Penney has long said the pricing plan would take time to work. But Johnson has tempered his tone since January when he announced the strategy that was supposed to make pricing simpler. Unlike Wal-Mart's iconic everyday low pricing, Penney's strategy doesn't try to undercut competitors, but rather focuses on offering customers predictable prices.
Penney rolled out a series of ads intended to familiarize customers with its three-tiered strategy. The plan features everyday prices that are about 40 percent less than a year ago, monthlong sales on select items and clearance events during the first and third Friday of each month.
But observers say the ads — which mimic rival Target's whimsical style — are confusing. In one TV spot, for instance, a dog continuously jumps through a hula hoop that a young girl is holding. The text reads: “No more jumping through hoops. No coupon clipping. No door busting. Just great prices from the start.”
Wendy Ruud, a resident of Boca Raton, Fla., says she doesn't understand the commercials. Furthermore, she has stopped shopping at Penney because she no longer gets coupons from the retailer.
“I haven't really tried to educate myself” on the plan,“ Rudd, 49, said. ”But then I shouldn't have to."
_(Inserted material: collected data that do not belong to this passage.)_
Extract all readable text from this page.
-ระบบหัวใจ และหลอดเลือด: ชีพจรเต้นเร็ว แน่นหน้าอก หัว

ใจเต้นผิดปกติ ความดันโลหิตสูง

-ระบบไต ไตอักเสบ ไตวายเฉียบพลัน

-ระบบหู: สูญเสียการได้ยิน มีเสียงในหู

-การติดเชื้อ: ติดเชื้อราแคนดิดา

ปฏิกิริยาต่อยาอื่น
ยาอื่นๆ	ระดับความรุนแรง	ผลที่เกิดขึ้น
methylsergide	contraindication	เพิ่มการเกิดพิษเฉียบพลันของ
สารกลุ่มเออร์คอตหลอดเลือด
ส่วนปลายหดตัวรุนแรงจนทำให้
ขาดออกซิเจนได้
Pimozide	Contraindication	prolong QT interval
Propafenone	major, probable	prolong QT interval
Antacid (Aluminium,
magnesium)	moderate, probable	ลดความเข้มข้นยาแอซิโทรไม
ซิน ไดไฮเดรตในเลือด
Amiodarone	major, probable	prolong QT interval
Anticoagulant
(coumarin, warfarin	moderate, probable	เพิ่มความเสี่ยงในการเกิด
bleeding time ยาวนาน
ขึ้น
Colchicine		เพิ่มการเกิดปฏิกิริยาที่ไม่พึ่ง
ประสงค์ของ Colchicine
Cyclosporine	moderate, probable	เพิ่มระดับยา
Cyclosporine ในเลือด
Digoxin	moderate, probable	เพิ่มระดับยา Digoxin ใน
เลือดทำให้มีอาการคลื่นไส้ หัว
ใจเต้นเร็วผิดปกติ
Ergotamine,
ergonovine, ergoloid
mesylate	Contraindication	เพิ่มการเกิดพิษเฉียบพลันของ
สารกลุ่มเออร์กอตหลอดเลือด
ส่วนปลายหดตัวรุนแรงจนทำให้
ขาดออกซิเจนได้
The first sign that Penney's new pricing plan wasn't resonating with customers came last week when Macy's CFO Karen Hoguet told analysts that sales were rising at Macy's locations that share the same mall as Penney stores.
Then, on Tuesday, J.C. Penney Co. reported that it lost $163 million, or 75 cents a share, in the three months ended April 28, compared with a profit of $64 million, or 28 cents a share, in the year-ago period.
Revenue dropped 20 percent to $3.15 billion for the quarter as customer traffic slipped 10 percent. Meanwhile, revenue at stores opened at least a year — a figure used to measure a retailer's health — was down 18.9 percent. That's a much steeper fall than the 11.4 percent drop Wall Street was expecting.
Penney, based in Plano, Texas, also said it would discontinue its 20 cent per share quarterly dividend so that it could reap cash savings of $175 million to fund its transformation.
Investors, who had sent Penney shares soaring 24 percent to about $43 after Johnson announced the pricing plan in late January, had already pushed Penney's shares down to around $34 since after it was rolled out in stores. On Wednesday, a day after Penney reported the disappointing results, its stock fell 19.7 percent, or $6.57 to close at $26.75— the largest percentage drop since Oct. 19, 1987 when shares slid 19.2 percent to $19.50.
David Abella, a portfolio manager at money-management firm Rochdale Investment Management, could see this as a buying opportunity because the Penney's shares are cheaper now. But he says he's holding off on buying because he finds the company's 20-percent drop in sales at a time when many other retailers have enjoyed better results worrisome.
“This only reinforces my skeptical feeling,” said Abella, who added that he could buy Penney stock if he sees signs that shoppers are starting to warm up to the new pricing plan . “I haven't ever seen anything that bad in a decent market.”